As one of a handful of instructors at Code Fellows, I often get questions about programming from my students. It's good, and I heavily encourage them to send their questions my way. From time to time I also get questions from people who aren't my students at all, aren't my students yet, or are no longer my students. It can be a little annoying, especially when I'm engaged in something else. It can annoy and it can exhaust, as often it'll take me out of my stream of thought, and it's really hard to get back on that train.


Whenever I start to feel that prickle of annoyance boil up within me, I think back to a distinct moment during my Physics undergrad, 10 years ago. Sweet Jesus, that was a while ago. Anyway, I was but a young buck, barely a man of 21. The year was 2007, and I had just started my journey into Physics. I was filled with questions and a lack of understanding of so much. At the time I was in Physics 151, the lowest-level physics course you could take while still being relevant to a major in physics. There were a lot of new concepts and I liked to ask questions.
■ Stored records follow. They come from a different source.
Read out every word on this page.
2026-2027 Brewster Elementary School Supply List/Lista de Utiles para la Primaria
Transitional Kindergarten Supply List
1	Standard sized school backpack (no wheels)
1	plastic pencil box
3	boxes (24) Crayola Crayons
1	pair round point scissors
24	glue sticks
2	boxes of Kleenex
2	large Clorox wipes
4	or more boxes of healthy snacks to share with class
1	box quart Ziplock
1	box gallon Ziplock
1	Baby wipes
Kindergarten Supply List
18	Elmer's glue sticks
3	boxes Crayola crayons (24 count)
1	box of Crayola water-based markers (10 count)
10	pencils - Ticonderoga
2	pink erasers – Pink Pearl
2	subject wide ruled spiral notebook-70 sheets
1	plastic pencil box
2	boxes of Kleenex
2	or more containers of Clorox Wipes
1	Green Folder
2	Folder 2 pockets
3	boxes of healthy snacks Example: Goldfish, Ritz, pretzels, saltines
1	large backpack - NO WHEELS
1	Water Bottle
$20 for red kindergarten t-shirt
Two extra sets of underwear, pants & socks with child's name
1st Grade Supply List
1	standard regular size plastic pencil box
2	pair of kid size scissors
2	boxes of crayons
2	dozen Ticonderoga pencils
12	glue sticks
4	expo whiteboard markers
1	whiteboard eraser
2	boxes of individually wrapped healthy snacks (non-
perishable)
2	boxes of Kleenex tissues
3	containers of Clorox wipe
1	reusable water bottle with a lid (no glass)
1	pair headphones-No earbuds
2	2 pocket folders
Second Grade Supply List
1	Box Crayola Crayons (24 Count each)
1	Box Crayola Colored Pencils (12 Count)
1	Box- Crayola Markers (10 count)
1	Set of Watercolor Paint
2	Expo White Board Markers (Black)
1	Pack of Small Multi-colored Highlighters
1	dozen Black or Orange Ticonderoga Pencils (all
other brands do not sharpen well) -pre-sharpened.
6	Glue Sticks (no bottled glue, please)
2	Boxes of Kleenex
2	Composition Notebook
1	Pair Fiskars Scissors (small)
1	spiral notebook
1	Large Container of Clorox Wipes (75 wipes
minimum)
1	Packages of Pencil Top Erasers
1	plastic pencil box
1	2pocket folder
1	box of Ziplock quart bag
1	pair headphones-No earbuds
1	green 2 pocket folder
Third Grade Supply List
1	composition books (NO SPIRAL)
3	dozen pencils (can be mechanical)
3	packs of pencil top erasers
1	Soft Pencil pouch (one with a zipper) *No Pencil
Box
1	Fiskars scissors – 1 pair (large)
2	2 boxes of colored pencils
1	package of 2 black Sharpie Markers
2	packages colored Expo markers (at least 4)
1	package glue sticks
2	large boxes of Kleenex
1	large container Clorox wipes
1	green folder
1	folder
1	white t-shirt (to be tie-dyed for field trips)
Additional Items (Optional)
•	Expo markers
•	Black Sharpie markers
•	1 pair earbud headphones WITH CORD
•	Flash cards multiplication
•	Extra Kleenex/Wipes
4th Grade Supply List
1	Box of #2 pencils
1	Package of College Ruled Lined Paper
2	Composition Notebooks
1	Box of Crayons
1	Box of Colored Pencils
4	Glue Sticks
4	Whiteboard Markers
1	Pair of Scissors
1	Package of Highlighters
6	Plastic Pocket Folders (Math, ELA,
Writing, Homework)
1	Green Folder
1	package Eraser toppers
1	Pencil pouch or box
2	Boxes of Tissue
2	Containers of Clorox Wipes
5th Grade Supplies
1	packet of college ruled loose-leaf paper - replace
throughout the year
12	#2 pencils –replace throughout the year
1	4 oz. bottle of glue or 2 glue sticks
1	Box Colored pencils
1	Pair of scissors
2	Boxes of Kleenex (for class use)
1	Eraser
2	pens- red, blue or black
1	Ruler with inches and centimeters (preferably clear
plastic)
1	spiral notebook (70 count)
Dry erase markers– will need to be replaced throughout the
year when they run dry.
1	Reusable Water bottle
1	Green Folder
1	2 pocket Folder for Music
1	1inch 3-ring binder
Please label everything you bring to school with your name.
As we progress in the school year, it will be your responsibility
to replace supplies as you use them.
On one particular day, I had a question and couldn't find my professor. So, I went around the physics department looking for him. During my search I came across another physics professor. He was an older guy, one of those that had been in the department for decades. I figured he'd know the answer, so I figured that I could ask him instead.

I don't remember the question that I asked him, nor do I remember the exact wording of his response. However, I do remember him saying something along the lines of "You're not my student. I don't answer questions if you're not my student."

A dismissal like that seems pretty trivial in retrospect, however that interaction has been burned in my mind since, and will remain there until the day I die. It made me feel so insignificant at the time; like I was worth so little that he couldn't even bother to answer a question that may have taken maybe only 5 minutes of his time. It's absolutely silly, but there will always be a part of me that will hate him for it. Not because of what he said, but because of how he made me feel.

To ensure that I'll never make someone feel like that ever, I answer what questions I can. Whether I know you or not, whether I teach you or not, I'll at the very least postpone an answer for a question that's sent my way. When I can tell a question wants to be asked but isn't, I'll prompt for it. I try to make sure that if someone has something to ask, even if they think it's the stupidest question to pose, I can make some space for it. And when that feeling of annoyance comes up, I breathe. I remind myself that they're just trying to learn, that they're just looking for a resource, and that I can help.